Several studies (including this one from 2017) have suggested that psilocybin could be a treatment for depression. In this study, 19 patients were given two incrementally larger doses of psilocybin administered one week apart. MRI scans were taken of the brains of patients before and after the doses were administered. The results of the study showed that the chemical reduced and then increased the amount of blood flow to (and thus changing the activity levels of) different regions of the brain, some of which are associated with depressive symptoms.

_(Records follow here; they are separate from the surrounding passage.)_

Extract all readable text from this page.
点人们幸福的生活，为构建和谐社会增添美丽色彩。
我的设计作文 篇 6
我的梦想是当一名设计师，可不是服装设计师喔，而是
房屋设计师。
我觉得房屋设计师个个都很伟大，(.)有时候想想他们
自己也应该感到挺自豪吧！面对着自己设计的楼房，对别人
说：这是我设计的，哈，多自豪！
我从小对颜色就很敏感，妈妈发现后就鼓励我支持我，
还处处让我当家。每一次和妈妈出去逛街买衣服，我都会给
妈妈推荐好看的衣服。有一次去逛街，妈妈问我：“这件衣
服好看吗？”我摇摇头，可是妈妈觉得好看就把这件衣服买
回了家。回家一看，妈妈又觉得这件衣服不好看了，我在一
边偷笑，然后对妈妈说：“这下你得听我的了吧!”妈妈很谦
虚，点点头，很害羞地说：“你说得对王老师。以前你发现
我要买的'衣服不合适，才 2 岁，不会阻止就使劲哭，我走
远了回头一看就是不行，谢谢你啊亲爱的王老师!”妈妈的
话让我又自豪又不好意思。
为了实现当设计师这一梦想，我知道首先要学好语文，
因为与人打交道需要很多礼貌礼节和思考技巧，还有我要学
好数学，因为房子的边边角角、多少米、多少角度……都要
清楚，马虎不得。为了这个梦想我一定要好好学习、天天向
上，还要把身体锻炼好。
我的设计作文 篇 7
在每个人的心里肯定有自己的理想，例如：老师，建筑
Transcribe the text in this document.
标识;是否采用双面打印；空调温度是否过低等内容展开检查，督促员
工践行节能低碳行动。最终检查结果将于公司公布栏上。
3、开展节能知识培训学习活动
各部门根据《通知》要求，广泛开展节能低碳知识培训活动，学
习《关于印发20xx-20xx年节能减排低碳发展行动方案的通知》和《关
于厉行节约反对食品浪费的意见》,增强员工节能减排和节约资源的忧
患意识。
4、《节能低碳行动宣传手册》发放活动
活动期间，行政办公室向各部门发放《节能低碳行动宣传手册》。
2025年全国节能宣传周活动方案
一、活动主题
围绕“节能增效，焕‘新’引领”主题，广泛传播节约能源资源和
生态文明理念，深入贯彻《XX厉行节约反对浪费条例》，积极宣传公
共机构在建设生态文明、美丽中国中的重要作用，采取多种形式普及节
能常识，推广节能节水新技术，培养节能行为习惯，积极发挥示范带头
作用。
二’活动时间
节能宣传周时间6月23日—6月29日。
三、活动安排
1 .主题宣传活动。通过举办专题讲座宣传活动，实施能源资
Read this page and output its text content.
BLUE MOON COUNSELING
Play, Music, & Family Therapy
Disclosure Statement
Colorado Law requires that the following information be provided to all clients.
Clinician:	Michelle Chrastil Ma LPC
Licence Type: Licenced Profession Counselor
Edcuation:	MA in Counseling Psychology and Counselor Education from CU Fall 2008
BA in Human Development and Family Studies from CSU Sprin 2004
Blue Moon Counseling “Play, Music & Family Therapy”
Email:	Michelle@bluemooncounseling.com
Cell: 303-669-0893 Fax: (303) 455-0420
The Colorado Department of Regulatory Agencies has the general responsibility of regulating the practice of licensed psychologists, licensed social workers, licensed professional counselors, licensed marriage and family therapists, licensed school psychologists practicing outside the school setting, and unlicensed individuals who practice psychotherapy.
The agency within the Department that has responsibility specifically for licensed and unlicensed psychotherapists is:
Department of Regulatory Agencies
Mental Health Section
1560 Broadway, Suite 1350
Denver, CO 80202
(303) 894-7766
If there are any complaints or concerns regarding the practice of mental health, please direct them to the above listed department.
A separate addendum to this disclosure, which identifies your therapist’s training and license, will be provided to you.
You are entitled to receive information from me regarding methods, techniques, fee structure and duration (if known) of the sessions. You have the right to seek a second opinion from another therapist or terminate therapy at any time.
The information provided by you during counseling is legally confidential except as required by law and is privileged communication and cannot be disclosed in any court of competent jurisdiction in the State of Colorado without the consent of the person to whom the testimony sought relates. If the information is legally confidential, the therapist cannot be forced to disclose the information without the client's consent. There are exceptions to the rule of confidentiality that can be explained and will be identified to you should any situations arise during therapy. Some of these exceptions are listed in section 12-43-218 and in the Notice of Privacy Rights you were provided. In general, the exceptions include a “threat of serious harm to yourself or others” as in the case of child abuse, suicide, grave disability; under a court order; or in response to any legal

The patients of this study also self-reported improved mood spikes lasting for up to five weeks after the ingestion of psilocybin. The patients even explained that they felt as though their brains had been "reset" or "rebooted" - this effect being known (in unscientific settings) as the "afterglow" of psilocybin use.
Psychedelic drugs (like psilocybin) may hold untold potential in treating not only depression but anxiety and addiction, as well.
While researchers are still pursuing how psychedelics like psilocybin could be beneficial to human brains, there are some theories surrounding how psychedelics could help in addiction therapies.
"People will often report a changed relationship in observing themselves. I think this is much like what we refer to as mindfulness: someone's ability to view their own motivations and behaviour from a more detached and less judgemental perspective," said Matthew Johnson, a professor of psychology at Johns-Hopkins University who is testing psilocybin in a trial aimed at nicotine addiction.